My Kubctrl runs on an Ubuntu 24.04 VM - as I use a Mac with M2 processor as host, the Ubuntu is ARM64 - maybe his is the first indicator. I can also offer to do a 1to1 via Slack or other messengers if that helps.

[joaquimrocha]

@dev-2-4-h , no worries. With the info we got now I think we can pursue this issue. I will ping you and the others when we have a test build with a fix, so you can try and let us know if it's working for you. Thank you!

[illume]

@yolossn I think these fixes help with this issue too?

• frontend: Fix refreshToken #2269
• app: Improve shell env capture for better cross-platform support #2271

[yolossn]

@yolossn I think these fixes help with this issue too?

• frontend: Fix refreshToken #2269
• app: Improve shell env capture for better cross-platform support #2271

Yes, Also

backend: Make sure context name is DNS compatible #2270

[illume]

Folks, there are a number of fixes for this now in the latest release. So I’m going to close this now, but please comment if there’s still an issue for you.

[mattiaperi]

Hi, just to let you know that, unfortunately, I'm still experiencing the issue (Version 0.25.1 (0.25.1)). Clusters connected via AWS SSO, "Bad Gateway". The same cluster connected outside SSO, no problem.

[illume]

Thanks @mattiaperi I'll reopen this.

[acelinkio]

Following up on this. In previous versions I was able to leverage the workaround by launching headlamp from the terminal via /Applications/Headlamp.app/Contents/MacOS/Headlamp. However now, I just see a bunch of getting credentials errors exec: executable aws failed with exit code 254.

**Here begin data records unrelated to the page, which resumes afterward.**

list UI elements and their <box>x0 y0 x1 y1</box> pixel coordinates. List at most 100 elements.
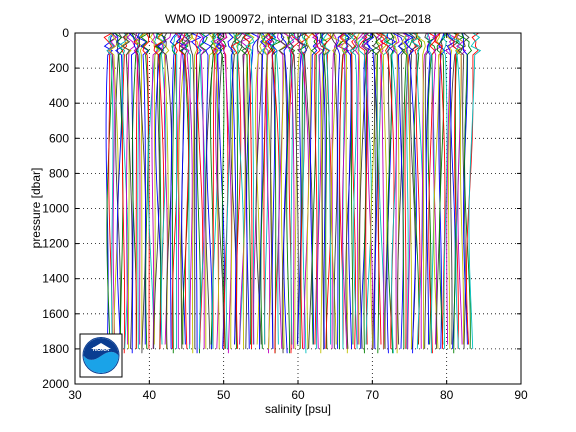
profile-lines <box>103 33 482 354</box>
profile-line <box>283 33 295 349</box>
profile-line <box>462 33 469 345</box>
profile-line <box>178 33 190 349</box>
profile-line <box>366 33 378 349</box>
noaa-logo-text: NOAA <box>93 347 109 353</box>
profile-line <box>454 33 466 345</box>
profile-line <box>436 33 446 345</box>
profile-line <box>241 33 252 345</box>
profile-line <box>376 33 385 349</box>
profile-line <box>297 33 313 349</box>
x-axis: 30 40 50 60 70 80 90 <box>68 33 528 402</box>
profile-line <box>185 33 196 349</box>
y-axis: 0 200 400 600 800 1000 1200 1400 1600 1800 2000 <box>42 26 521 391</box>
profile-line <box>425 33 436 345</box>
profile-line <box>315 33 327 349</box>
profile-line <box>180 33 193 345</box>
profile-line <box>267 33 278 349</box>
profile-line <box>370 33 384 349</box>
profile-line <box>432 33 443 345</box>
x-tick-label: 70 <box>366 388 380 402</box>
profile-line <box>343 33 353 349</box>
profile-line <box>445 33 456 345</box>
profile-line <box>133 33 144 349</box>
profile-line <box>171 33 180 349</box>
profile-line <box>287 33 299 345</box>
profile-line <box>259 33 267 349</box>
x-tick-label: 80 <box>440 388 454 402</box>
profile-line <box>359 33 372 349</box>
profile-line <box>311 33 325 349</box>
y-tick-label: 1800 <box>42 342 69 356</box>
profile-line <box>452 33 459 349</box>
profile-line <box>133 33 141 345</box>
profile-line <box>196 33 208 354</box>
profile-line <box>349 33 360 349</box>
profile-line <box>278 33 288 354</box>
profile-line <box>169 33 178 349</box>
profile-line <box>225 33 237 349</box>
y-tick-label: 200 <box>49 61 69 75</box>
profile-line <box>468 33 482 349</box>
profile-line <box>337 33 350 349</box>
profile-line <box>403 33 415 349</box>
profile-line <box>450 33 460 345</box>
profile-line <box>320 33 326 349</box>
chart-title: WMO ID 1900972, internal ID 3183, 21–Oct… <box>165 12 431 26</box>
profile-line <box>280 33 288 354</box>
profile-line <box>260 33 273 349</box>
profile-line <box>441 33 450 349</box>
profile-line <box>198 33 205 349</box>
x-tick-label: 50 <box>217 388 231 402</box>
profile-line <box>416 33 426 349</box>
profile-line <box>233 33 244 345</box>
profile-line <box>408 33 419 349</box>
profile-line <box>358 33 372 345</box>
profile-line <box>114 33 124 349</box>
profile-line <box>320 33 328 349</box>
profile-line <box>349 33 357 349</box>
profile-line <box>321 33 332 345</box>
profile-line <box>255 33 263 345</box>
profile-line <box>370 33 381 349</box>
profile-line <box>278 33 290 349</box>
profile-line <box>320 33 332 354</box>
profile-line <box>297 33 308 349</box>
profile-line <box>403 33 417 354</box>
profile-line <box>383 33 397 354</box>
profile-line <box>331 33 338 349</box>
profile-line <box>106 33 118 349</box>
y-tick-label: 0 <box>62 26 69 40</box>
profile-line <box>108 33 118 349</box>
profile-line <box>360 33 374 349</box>
profile-line <box>434 33 446 349</box>
profile-line <box>157 33 170 349</box>
profile-line <box>205 33 219 349</box>
y-tick-label: 800 <box>49 166 69 180</box>
profile-line <box>136 33 149 345</box>
y-tick-label: 600 <box>49 131 69 145</box>
x-tick-label: 60 <box>291 388 305 402</box>
profile-line <box>216 33 225 345</box>
x-tick-label: 40 <box>143 388 157 402</box>
profile-line <box>356 33 361 345</box>
profile-line <box>142 33 150 349</box>
profile-line <box>201 33 213 349</box>
profile-line <box>219 33 232 354</box>
x-tick-label: 30 <box>68 388 82 402</box>
profile-line <box>140 33 150 349</box>
profile-line <box>227 33 237 345</box>
profile-line <box>242 33 255 349</box>
profile-line <box>197 33 206 349</box>
profile-line <box>171 33 183 354</box>
x-axis-label: salinity [psu] <box>265 402 331 416</box>
profile-line <box>311 33 321 345</box>
profile-line <box>121 33 133 349</box>
profile-line <box>262 33 273 354</box>
profile-line <box>179 33 190 345</box>
profile-line <box>395 33 408 345</box>
profile-line <box>263 33 274 345</box>
profile-line <box>286 33 296 354</box>
y-tick-label: 1400 <box>42 272 69 286</box>
profile-line <box>294 33 305 349</box>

I cannot connect to even my local clusters that do not use SSO. I have to close and relaunch Headlamp via open /Applications/Headlamp.app/Contents/MacOS/Headlamp from the terminal in order to connect to my k3s cluster. Nothing works from the dock anymore

meanwhile k9s/openlens/kubectl all work without any issues.

[Ca-moes]

When running with @acelinkio solution: open /Applications/Headlamp.app/Contents/MacOS/Headlamp there was an error log on the terminal that HeadLamp was not able to find the following file ~/Library/Application\ Support/Headlamp/kubeconfigs/config.

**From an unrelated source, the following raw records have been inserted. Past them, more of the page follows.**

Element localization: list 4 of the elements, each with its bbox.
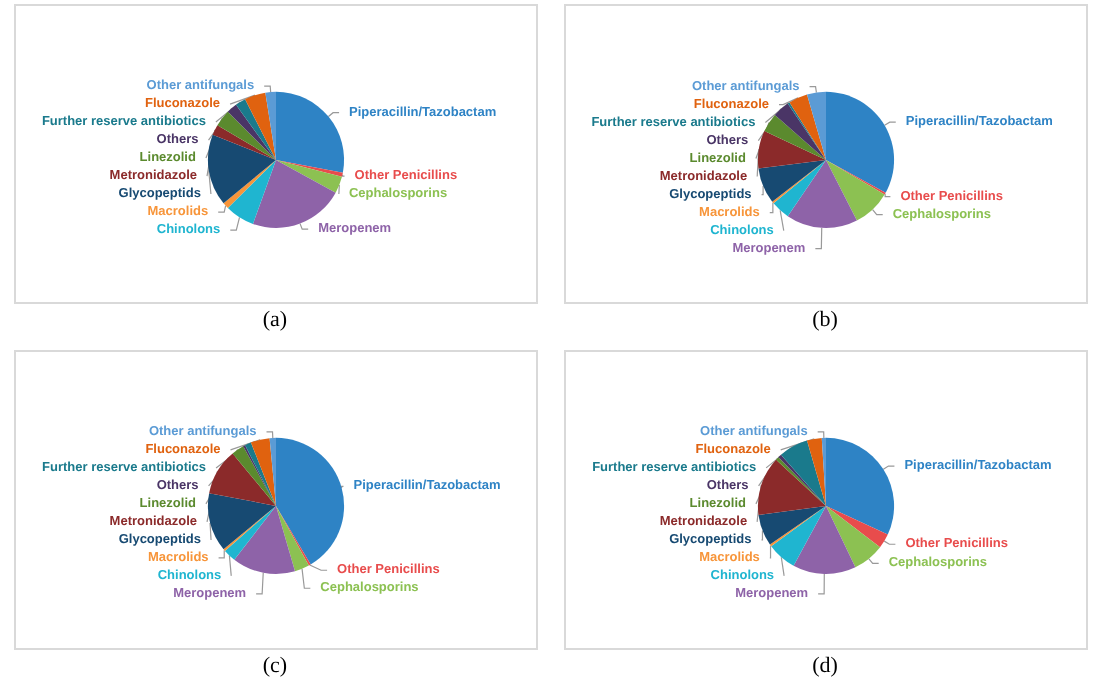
text: (c) (262, 653, 288, 678)
text: (a) (262, 308, 288, 333)
text: (d) (812, 653, 838, 678)
text: (b) (812, 308, 838, 333)
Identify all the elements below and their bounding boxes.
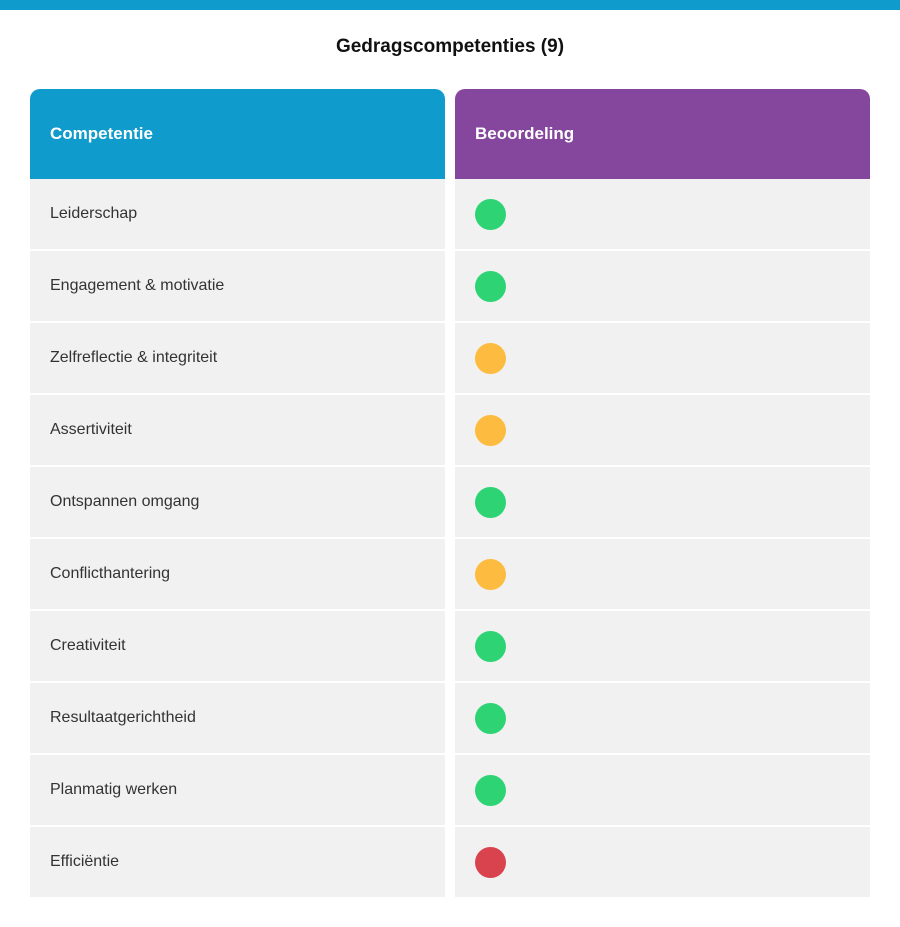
competentie-label: Conflicthantering	[50, 565, 171, 582]
table-row: Conflicthantering	[30, 539, 870, 609]
competentie-label: Resultaatgerichtheid	[50, 709, 196, 726]
table-row: Resultaatgerichtheid	[30, 683, 870, 753]
header-beoordeling: Beoordeling	[455, 89, 870, 179]
competentie-label: Creativiteit	[50, 637, 126, 654]
table-body: Leiderschap Engagement & motivatie Zelfref…	[30, 179, 870, 897]
beoordeling-cell	[455, 395, 870, 465]
page-title: Gedragscompetenties (9)	[335, 36, 565, 57]
table-row: Assertiviteit	[30, 395, 870, 465]
competency-table: Competentie Beoordeling Leiderschap Engag…	[30, 89, 870, 897]
table-header-row: Competentie Beoordeling	[30, 89, 870, 179]
table-row: Ontspannen omgang	[30, 467, 870, 537]
competentie-label: Leiderschap	[50, 205, 138, 222]
competentie-label: Ontspannen omgang	[50, 493, 200, 510]
beoordeling-cell	[455, 251, 870, 321]
rating-green-dot-icon	[475, 774, 506, 806]
rating-orange-dot-icon	[475, 558, 506, 590]
competentie-cell: Resultaatgerichtheid	[30, 683, 445, 753]
table-row: Engagement & motivatie	[30, 251, 870, 321]
rating-red-dot-icon	[475, 846, 506, 878]
competentie-cell: Conflicthantering	[30, 539, 445, 609]
competentie-label: Engagement & motivatie	[50, 277, 225, 294]
competentie-cell: Planmatig werken	[30, 755, 445, 825]
beoordeling-cell	[455, 611, 870, 681]
beoordeling-cell	[455, 467, 870, 537]
competentie-cell: Zelfreflectie & integriteit	[30, 323, 445, 393]
table-row: Efficiëntie	[30, 827, 870, 897]
rating-orange-dot-icon	[475, 342, 506, 374]
competentie-label: Efficiëntie	[50, 853, 120, 870]
rating-green-dot-icon	[475, 270, 506, 302]
competentie-cell: Ontspannen omgang	[30, 467, 445, 537]
table-row: Creativiteit	[30, 611, 870, 681]
header-beoordeling-label: Beoordeling	[475, 124, 575, 143]
competentie-cell: Leiderschap	[30, 179, 445, 249]
beoordeling-cell	[455, 179, 870, 249]
top-accent-bar	[0, 0, 900, 10]
rating-green-dot-icon	[475, 702, 506, 734]
competentie-cell: Creativiteit	[30, 611, 445, 681]
table-row: Planmatig werken	[30, 755, 870, 825]
beoordeling-cell	[455, 827, 870, 897]
header-competentie: Competentie	[30, 89, 445, 179]
table-row: Leiderschap	[30, 179, 870, 249]
competentie-label: Assertiviteit	[50, 421, 132, 438]
beoordeling-cell	[455, 755, 870, 825]
rating-green-dot-icon	[475, 630, 506, 662]
competentie-cell: Assertiviteit	[30, 395, 445, 465]
rating-green-dot-icon	[475, 486, 506, 518]
header-competentie-label: Competentie	[50, 124, 153, 143]
competentie-cell: Efficiëntie	[30, 827, 445, 897]
beoordeling-cell	[455, 539, 870, 609]
competentie-label: Zelfreflectie & integriteit	[50, 349, 218, 366]
rating-green-dot-icon	[475, 198, 506, 230]
beoordeling-cell	[455, 323, 870, 393]
rating-orange-dot-icon	[475, 414, 506, 446]
beoordeling-cell	[455, 683, 870, 753]
table-row: Zelfreflectie & integriteit	[30, 323, 870, 393]
competentie-label: Planmatig werken	[50, 781, 178, 798]
competentie-cell: Engagement & motivatie	[30, 251, 445, 321]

I ran cp ~/.kube/config ~/Library/Application\ Support/Headlamp/kubeconfigs/config, restarted HeadLamp as was able to connect to my EKS clusters. even running Headlamp from the MacOS Launchpad instead of the CLI works.

I'm not sure if this was what fixed it for me (also logged in to GKE and Omni clusters, that were also logging errors on the console, even if I didn't access them) but for now it seems to be working.

---

EDIT: On a different day, started HeadLamp and got the same error described on this Issue, of not being able to authenticate. This time I logged in to Omni, GCloud and AWS, to login to all of my clusters, and after that I was able to login normally.